Penn Virginia (NYSE: PVA) Bets on Eagle Ford

Written By Jason Stutman

Posted May 29, 2013

As production in the Eagle Ford continues to expand, several players in the area are headed for success. With the massive amount of oil coming out of this shale play recently, it’s those who decide to dig in deep who will have the most to gain.

Penn Virginia Corporation (NYSE: PVA) is shaping up to be one of these players through recent demonstrations of confidence in the Eagle Ford.

The company just announced on Tuesday that it would increase its borrowing base to $350 million. Penn Virginia Corporation’s bank group voted unanimously to increase the base 27 percent from a previous base of $275 million.

The increase in borrowing base can be attributed to Penn Virginia Corporation’s acquisition of additional Eagle Ford Shale reserves. The company acquired $400 million in assets from Magnum Hunter Resources Corporation (NYSE: MHR) in April.

It can also be attributed the company’s success in its Eagle Ford drilling program. Penn Virginia Corporation showed an increase in oil production and revenues, while showing a massive $78.1 million decrease in operating cost from the previous quarter.

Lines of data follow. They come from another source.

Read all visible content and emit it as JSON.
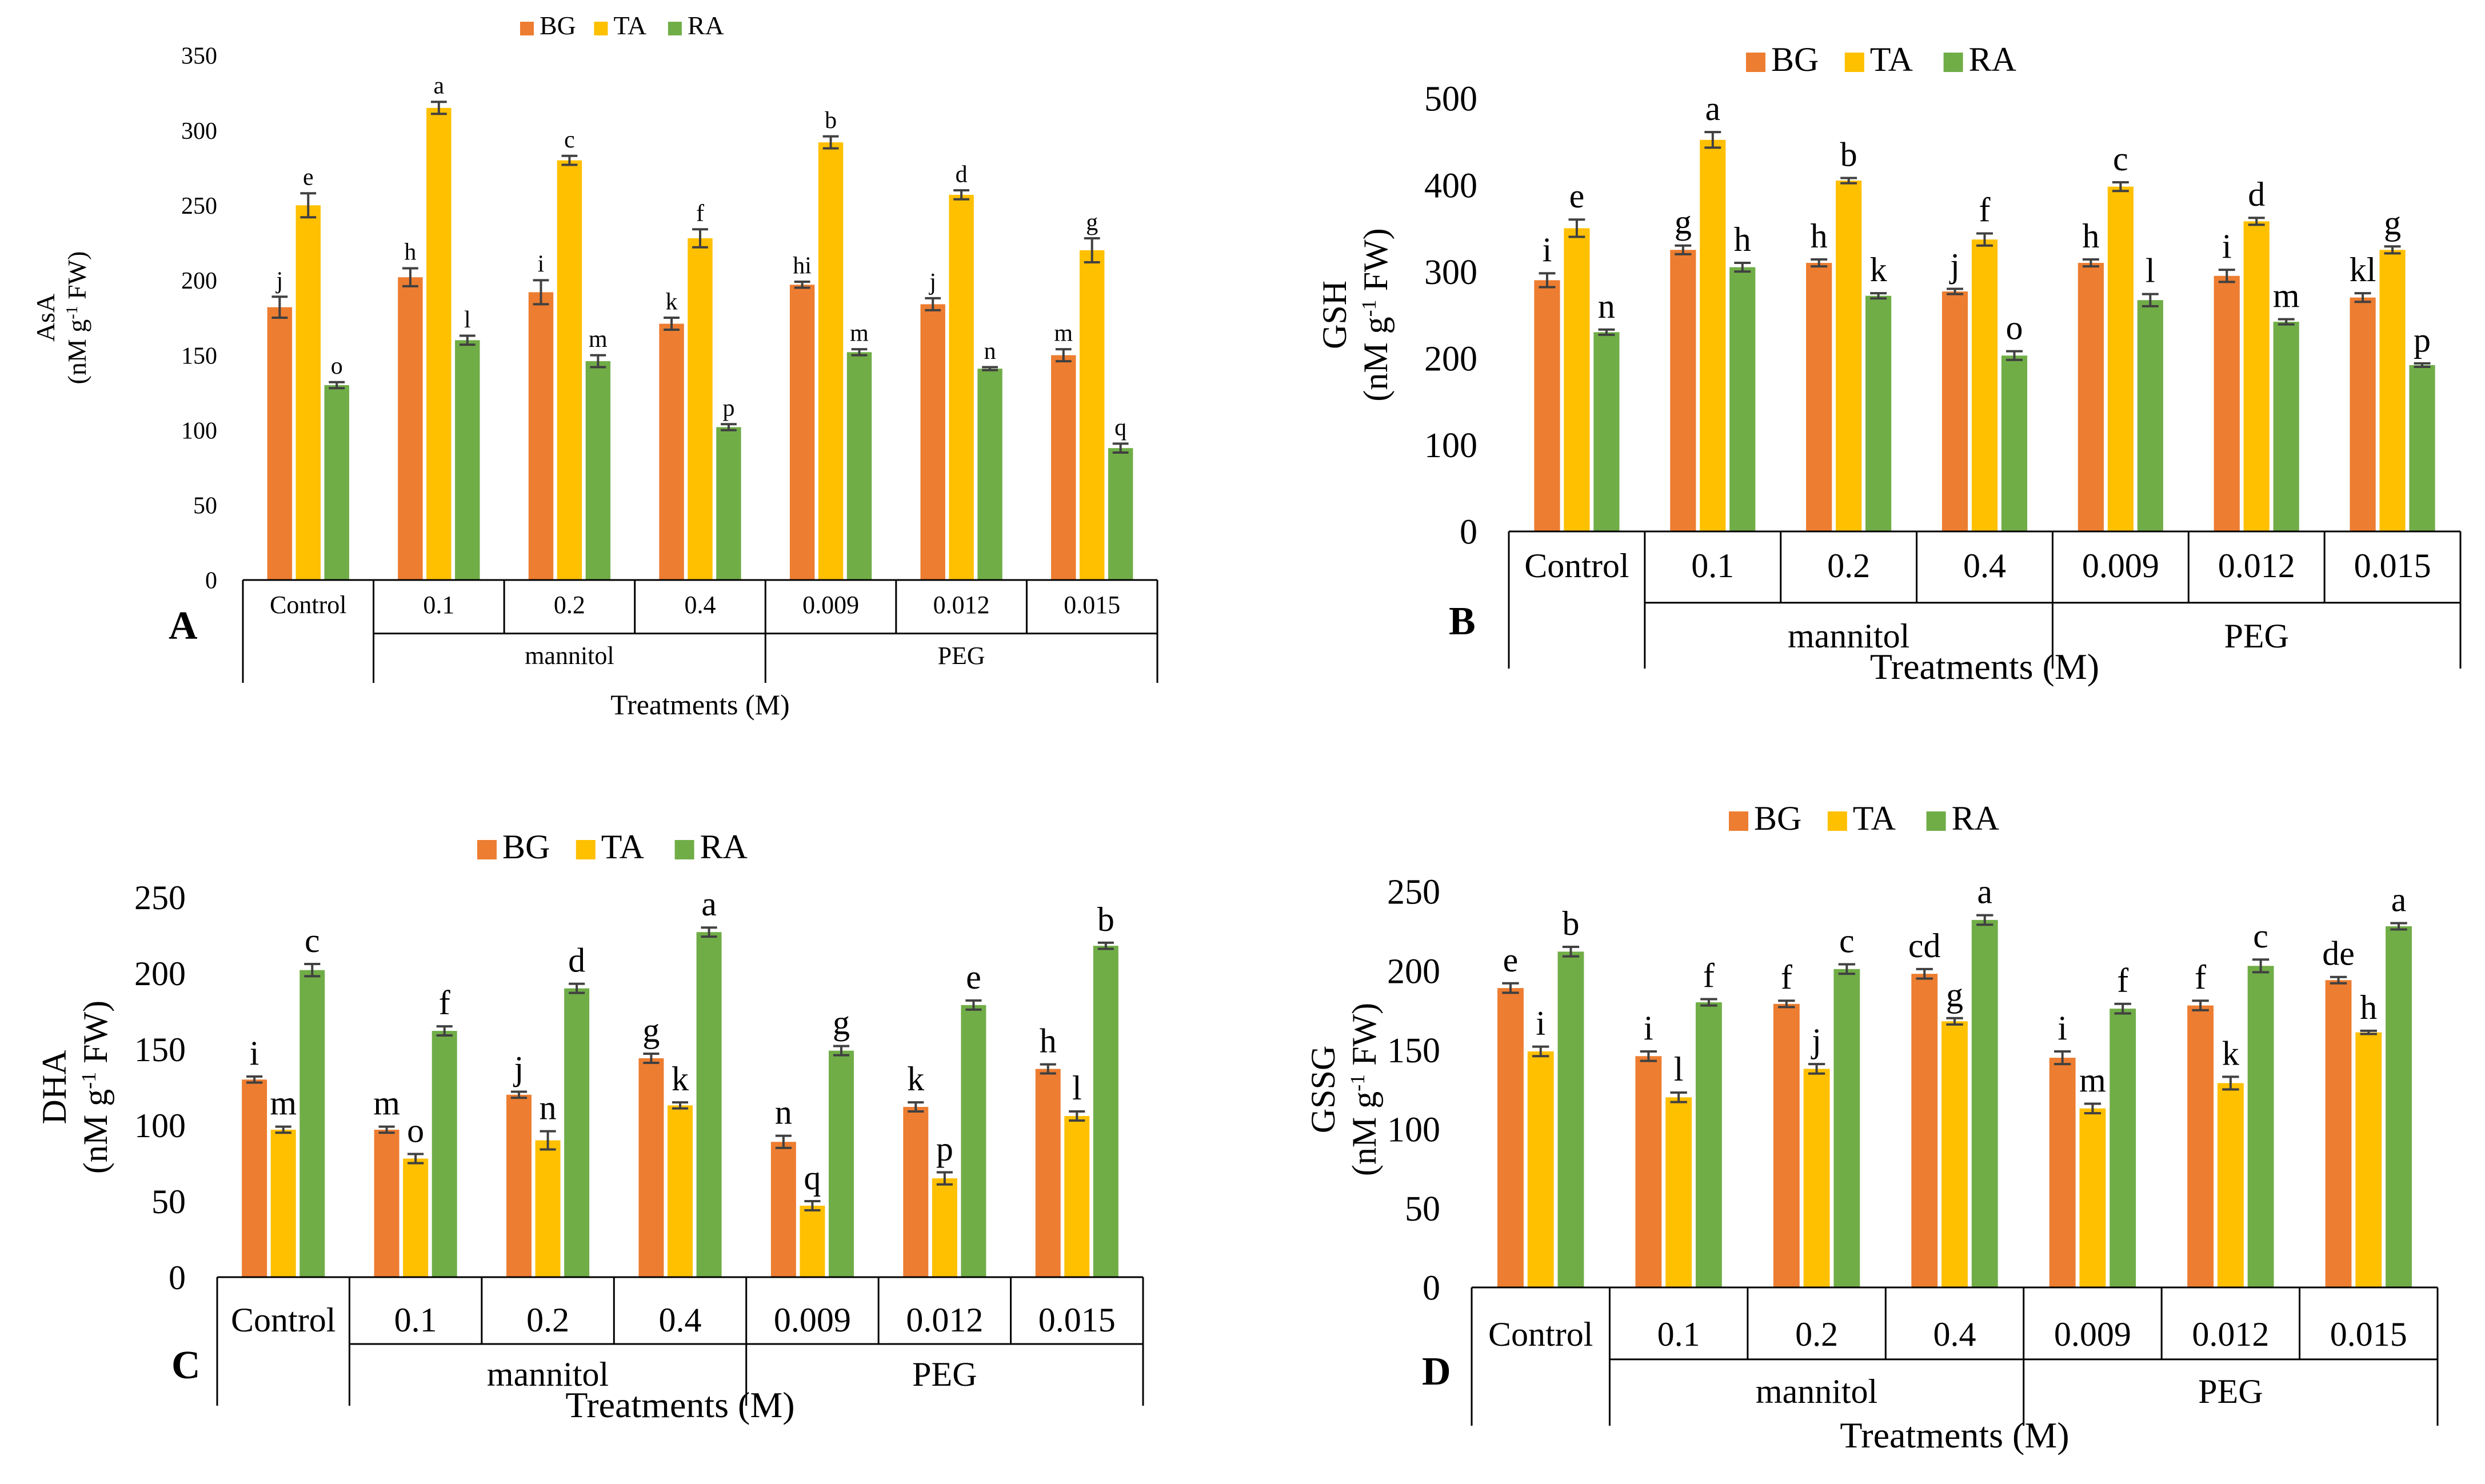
{
  "colors": {
    "BG": "#ED7D31",
    "TA": "#FFC000",
    "RA": "#70AD47",
    "error_bar": "#404040",
    "axis": "#000000"
  },
  "chart_data": [
    {
      "type": "bar",
      "panel_label": "A",
      "ylabel_line1": "AsA",
      "ylabel_prefix": "(nM g",
      "ylabel_sup": "-1",
      "ylabel_suffix": " FW)",
      "xlabel": "Treatments (M)",
      "ylim": [
        0,
        350
      ],
      "yticks": [
        0,
        50,
        100,
        150,
        200,
        250,
        300,
        350
      ],
      "legend": [
        "BG",
        "TA",
        "RA"
      ],
      "categories": [
        "Control",
        "0.1",
        "0.2",
        "0.4",
        "0.009",
        "0.012",
        "0.015"
      ],
      "groups": [
        {
          "label": "mannitol",
          "from": 1,
          "to": 3
        },
        {
          "label": "PEG",
          "from": 4,
          "to": 6
        }
      ],
      "series": [
        {
          "name": "BG",
          "values": [
            182,
            202,
            192,
            171,
            197,
            184,
            150
          ],
          "errors": [
            7,
            6,
            8,
            4,
            2,
            4,
            4
          ],
          "letters": [
            "j",
            "h",
            "i",
            "k",
            "hi",
            "j",
            "m"
          ]
        },
        {
          "name": "TA",
          "values": [
            250,
            315,
            280,
            228,
            292,
            257,
            220
          ],
          "errors": [
            8,
            4,
            3,
            6,
            4,
            3,
            8
          ],
          "letters": [
            "e",
            "a",
            "c",
            "f",
            "b",
            "d",
            "g"
          ]
        },
        {
          "name": "RA",
          "values": [
            130,
            160,
            146,
            102,
            152,
            141,
            88
          ],
          "errors": [
            2,
            3,
            4,
            2,
            2,
            1,
            3
          ],
          "letters": [
            "o",
            "l",
            "m",
            "p",
            "m",
            "n",
            "q"
          ]
        }
      ]
    },
    {
      "type": "bar",
      "panel_label": "B",
      "ylabel_line1": "GSH",
      "ylabel_prefix": "(nM g",
      "ylabel_sup": "-1",
      "ylabel_suffix": " FW)",
      "xlabel": "Treatments (M)",
      "ylim": [
        0,
        500
      ],
      "yticks": [
        0,
        100,
        200,
        300,
        400,
        500
      ],
      "legend": [
        "BG",
        "TA",
        "RA"
      ],
      "categories": [
        "Control",
        "0.1",
        "0.2",
        "0.4",
        "0.009",
        "0.012",
        "0.015"
      ],
      "groups": [
        {
          "label": "mannitol",
          "from": 1,
          "to": 3
        },
        {
          "label": "PEG",
          "from": 4,
          "to": 6
        }
      ],
      "series": [
        {
          "name": "BG",
          "values": [
            290,
            325,
            310,
            277,
            310,
            295,
            270
          ],
          "errors": [
            8,
            5,
            4,
            3,
            4,
            7,
            5
          ],
          "letters": [
            "i",
            "g",
            "h",
            "j",
            "h",
            "i",
            "kl"
          ]
        },
        {
          "name": "TA",
          "values": [
            350,
            452,
            405,
            337,
            398,
            358,
            325
          ],
          "errors": [
            10,
            9,
            3,
            7,
            5,
            4,
            4
          ],
          "letters": [
            "e",
            "a",
            "b",
            "f",
            "c",
            "d",
            "g"
          ]
        },
        {
          "name": "RA",
          "values": [
            230,
            305,
            272,
            203,
            267,
            242,
            192
          ],
          "errors": [
            3,
            5,
            3,
            5,
            7,
            3,
            2
          ],
          "letters": [
            "n",
            "h",
            "k",
            "o",
            "l",
            "m",
            "p"
          ]
        }
      ]
    },
    {
      "type": "bar",
      "panel_label": "C",
      "ylabel_line1": "DHA",
      "ylabel_prefix": "(nM g",
      "ylabel_sup": "-1",
      "ylabel_suffix": " FW)",
      "xlabel": "Treatments (M)",
      "ylim": [
        0,
        250
      ],
      "yticks": [
        0,
        50,
        100,
        150,
        200,
        250
      ],
      "legend": [
        "BG",
        "TA",
        "RA"
      ],
      "categories": [
        "Control",
        "0.1",
        "0.2",
        "0.4",
        "0.009",
        "0.012",
        "0.015"
      ],
      "groups": [
        {
          "label": "mannitol",
          "from": 1,
          "to": 3
        },
        {
          "label": "PEG",
          "from": 4,
          "to": 6
        }
      ],
      "series": [
        {
          "name": "BG",
          "values": [
            130,
            97,
            120,
            144,
            89,
            112,
            137
          ],
          "errors": [
            2,
            2,
            2,
            3,
            4,
            3,
            3
          ],
          "letters": [
            "i",
            "m",
            "j",
            "g",
            "n",
            "k",
            "h"
          ]
        },
        {
          "name": "TA",
          "values": [
            97,
            78,
            90,
            113,
            47,
            65,
            106
          ],
          "errors": [
            2,
            3,
            6,
            2,
            3,
            4,
            3
          ],
          "letters": [
            "m",
            "o",
            "n",
            "k",
            "q",
            "p",
            "l"
          ]
        },
        {
          "name": "RA",
          "values": [
            202,
            162,
            190,
            227,
            149,
            179,
            218
          ],
          "errors": [
            4,
            3,
            3,
            3,
            3,
            3,
            2
          ],
          "letters": [
            "c",
            "f",
            "d",
            "a",
            "g",
            "e",
            "b"
          ]
        }
      ]
    },
    {
      "type": "bar",
      "panel_label": "D",
      "ylabel_line1": "GSSG",
      "ylabel_prefix": "(nM g",
      "ylabel_sup": "-1",
      "ylabel_suffix": " FW)",
      "xlabel": "Treatments (M)",
      "ylim": [
        0,
        250
      ],
      "yticks": [
        0,
        50,
        100,
        150,
        200,
        250
      ],
      "legend": [
        "BG",
        "TA",
        "RA"
      ],
      "categories": [
        "Control",
        "0.1",
        "0.2",
        "0.4",
        "0.009",
        "0.012",
        "0.015"
      ],
      "groups": [
        {
          "label": "mannitol",
          "from": 1,
          "to": 3
        },
        {
          "label": "PEG",
          "from": 4,
          "to": 6
        }
      ],
      "series": [
        {
          "name": "BG",
          "values": [
            189,
            146,
            179,
            198,
            145,
            178,
            194
          ],
          "errors": [
            3,
            3,
            2,
            3,
            4,
            3,
            2
          ],
          "letters": [
            "e",
            "i",
            "f",
            "cd",
            "i",
            "f",
            "de"
          ]
        },
        {
          "name": "TA",
          "values": [
            149,
            120,
            138,
            168,
            113,
            129,
            161
          ],
          "errors": [
            3,
            3,
            3,
            2,
            3,
            4,
            1
          ],
          "letters": [
            "i",
            "l",
            "j",
            "g",
            "m",
            "k",
            "h"
          ]
        },
        {
          "name": "RA",
          "values": [
            212,
            180,
            201,
            232,
            176,
            203,
            228
          ],
          "errors": [
            3,
            2,
            3,
            3,
            3,
            4,
            2
          ],
          "letters": [
            "b",
            "f",
            "c",
            "a",
            "f",
            "c",
            "a"
          ]
        }
      ]
    }
  ]
}
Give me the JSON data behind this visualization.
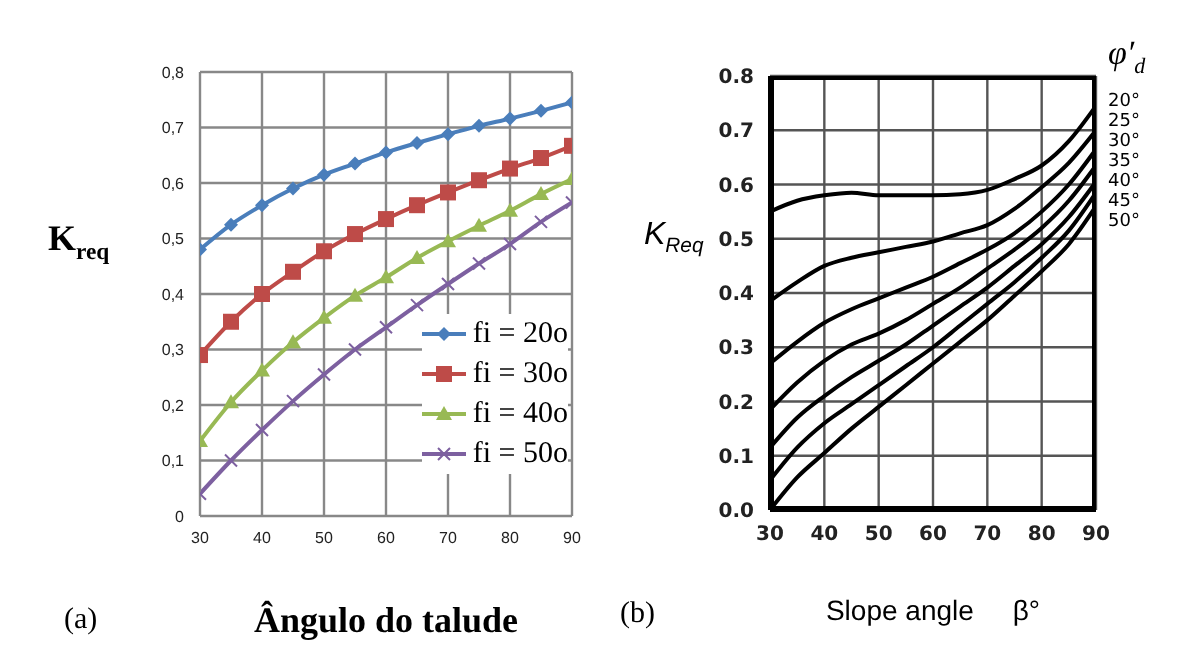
{
  "chart_data": [
    {
      "type": "line",
      "xlabel": "Ângulo do talude",
      "ylabel": "K$_{req}$",
      "x": [
        30,
        35,
        40,
        45,
        50,
        55,
        60,
        65,
        70,
        75,
        80,
        85,
        90
      ],
      "xlim": [
        30,
        90
      ],
      "xticks": [
        30,
        40,
        50,
        60,
        70,
        80,
        90
      ],
      "ylim": [
        0,
        0.8
      ],
      "yticks": [
        {
          "value": 0,
          "label": "0"
        },
        {
          "value": 0.1,
          "label": "0,1"
        },
        {
          "value": 0.2,
          "label": "0,2"
        },
        {
          "value": 0.3,
          "label": "0,3"
        },
        {
          "value": 0.4,
          "label": "0,4"
        },
        {
          "value": 0.5,
          "label": "0,5"
        },
        {
          "value": 0.6,
          "label": "0,6"
        },
        {
          "value": 0.7,
          "label": "0,7"
        },
        {
          "value": 0.8,
          "label": "0,8"
        }
      ],
      "grid": true,
      "legend": "right",
      "annotations": [
        "(a)"
      ],
      "series": [
        {
          "name": "fi = 20o",
          "color": "#4a7ebb",
          "marker": "diamond",
          "values": [
            0.48,
            0.525,
            0.56,
            0.59,
            0.615,
            0.635,
            0.655,
            0.672,
            0.688,
            0.703,
            0.716,
            0.73,
            0.745
          ]
        },
        {
          "name": "fi = 30o",
          "color": "#be4b48",
          "marker": "square",
          "values": [
            0.29,
            0.35,
            0.4,
            0.44,
            0.477,
            0.508,
            0.535,
            0.56,
            0.583,
            0.605,
            0.626,
            0.645,
            0.667
          ]
        },
        {
          "name": "fi = 40o",
          "color": "#98b954",
          "marker": "triangle",
          "values": [
            0.135,
            0.205,
            0.262,
            0.313,
            0.357,
            0.397,
            0.43,
            0.465,
            0.495,
            0.523,
            0.55,
            0.58,
            0.607
          ]
        },
        {
          "name": "fi = 50o",
          "color": "#7d60a0",
          "marker": "cross",
          "values": [
            0.04,
            0.1,
            0.155,
            0.207,
            0.255,
            0.3,
            0.34,
            0.38,
            0.418,
            0.455,
            0.49,
            0.53,
            0.565
          ]
        }
      ]
    },
    {
      "type": "line",
      "xlabel": "Slope angle     β°",
      "ylabel": "K$_{Req}$",
      "legend_title": "φ′$_{d}$",
      "x": [
        30,
        35,
        40,
        45,
        50,
        55,
        60,
        65,
        70,
        75,
        80,
        85,
        90
      ],
      "xlim": [
        30,
        90
      ],
      "xticks": [
        30,
        40,
        50,
        60,
        70,
        80,
        90
      ],
      "ylim": [
        0,
        0.8
      ],
      "yticks": [
        {
          "value": 0,
          "label": "0.0"
        },
        {
          "value": 0.1,
          "label": "0.1"
        },
        {
          "value": 0.2,
          "label": "0.2"
        },
        {
          "value": 0.3,
          "label": "0.3"
        },
        {
          "value": 0.4,
          "label": "0.4"
        },
        {
          "value": 0.5,
          "label": "0.5"
        },
        {
          "value": 0.6,
          "label": "0.6"
        },
        {
          "value": 0.7,
          "label": "0.7"
        },
        {
          "value": 0.8,
          "label": "0.8"
        }
      ],
      "grid": true,
      "legend": "top right",
      "marker": "none",
      "annotations": [
        "(b)"
      ],
      "series": [
        {
          "name": "20°",
          "color": "#000000",
          "values": [
            0.55,
            0.57,
            0.58,
            0.585,
            0.58,
            0.58,
            0.58,
            0.582,
            0.59,
            0.61,
            0.635,
            0.68,
            0.745
          ]
        },
        {
          "name": "25°",
          "color": "#000000",
          "values": [
            0.385,
            0.42,
            0.45,
            0.465,
            0.475,
            0.485,
            0.495,
            0.51,
            0.525,
            0.555,
            0.595,
            0.64,
            0.7
          ]
        },
        {
          "name": "30°",
          "color": "#000000",
          "values": [
            0.27,
            0.31,
            0.345,
            0.37,
            0.39,
            0.41,
            0.43,
            0.455,
            0.48,
            0.51,
            0.55,
            0.6,
            0.665
          ]
        },
        {
          "name": "35°",
          "color": "#000000",
          "values": [
            0.185,
            0.235,
            0.275,
            0.305,
            0.325,
            0.35,
            0.38,
            0.41,
            0.445,
            0.48,
            0.52,
            0.57,
            0.635
          ]
        },
        {
          "name": "40°",
          "color": "#000000",
          "values": [
            0.115,
            0.17,
            0.21,
            0.245,
            0.275,
            0.305,
            0.34,
            0.375,
            0.41,
            0.45,
            0.49,
            0.54,
            0.605
          ]
        },
        {
          "name": "45°",
          "color": "#000000",
          "values": [
            0.055,
            0.115,
            0.16,
            0.195,
            0.23,
            0.265,
            0.3,
            0.34,
            0.38,
            0.42,
            0.465,
            0.515,
            0.585
          ]
        },
        {
          "name": "50°",
          "color": "#000000",
          "values": [
            0.0,
            0.06,
            0.105,
            0.15,
            0.19,
            0.23,
            0.27,
            0.31,
            0.35,
            0.395,
            0.44,
            0.49,
            0.56
          ]
        }
      ]
    }
  ]
}
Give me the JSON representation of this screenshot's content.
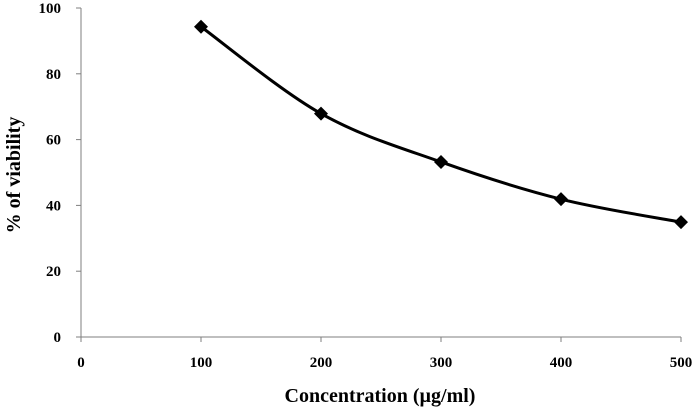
{
  "chart_data": {
    "type": "line",
    "title": "",
    "xlabel": "Concentration (µg/ml)",
    "ylabel": "% of viability",
    "xlim": [
      0,
      500
    ],
    "ylim": [
      0,
      100
    ],
    "x_ticks": [
      0,
      100,
      200,
      300,
      400,
      500
    ],
    "y_ticks": [
      0,
      20,
      40,
      60,
      80,
      100
    ],
    "grid": false,
    "smooth": true,
    "marker": "diamond",
    "series": [
      {
        "name": "% of viability",
        "x": [
          100,
          200,
          300,
          400,
          500
        ],
        "values": [
          94.3,
          67.9,
          53.2,
          41.9,
          34.9
        ],
        "color": "#000000"
      }
    ]
  }
}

The bump in borrowing base will increase liquidity and allow for “attractive borrowing rates,” according to Penn Virginia Corporation President H. Baird Whitehead. The company is betting on the Eagle Ford and plans to significantly increase its presence in the area.

The additional liquidity will drive expansion in the Eagle Ford now that Penn Virginia Corporation has 645 drilling locations after the MHR acquisition mentioned above. The company estimates that with six operational rigs, it now has an eight-year drilling inventory in the Eagle Ford.

Currently, Penn Virginia Corporation has five operational rigs in the Eagle Ford. It announced the addition of a sixth rig, to be expected mid-year 2013.

Penn Virginia Corporation estimates 2013 oil production will increase anywhere between 60 and 78 percent from 2012 rates. Considering the massive success of the Eagle Ford as of late, this could be a conservative estimate.

The Eagle Ford is one of the greatest economic developments in the United States. It has had a $60 billion impact on the surrounding South Texas economy and is expected to bring in $30 billion in investments in 2013.

The shale play has seen record oil production and continues to exceed expected production rates each year. In 2010, we were looking at about 15 thousand barrels per day. Today, that number is closer to 500 thousand bbl/d.

Much of this success can be attributed to the geography of the Eagle Ford. The shale play has a high carbonate percentage that makes the shale more brittle and easier to perform hydraulic fracturing. The Eagle Ford is also quite large at about 400 by 50 miles.

There was plenty of speculation last year that production would plateau, but the numbers are now showing a 77 percent increase in oil production from March 2012 to March 2013.

And PVA isn’t the only company banking on the Eagle Ford. The Eagle Ford has become the single most active shale play in the world, with a current rig-count of 264 and over 200 active operators.

At this rate, it won’t be long before the Eagle Ford catches up to the Bakken, even if the North Dakota shale play continues breaking records at over 780 thousand barrels per day. In either case, I remain bullish on both plays.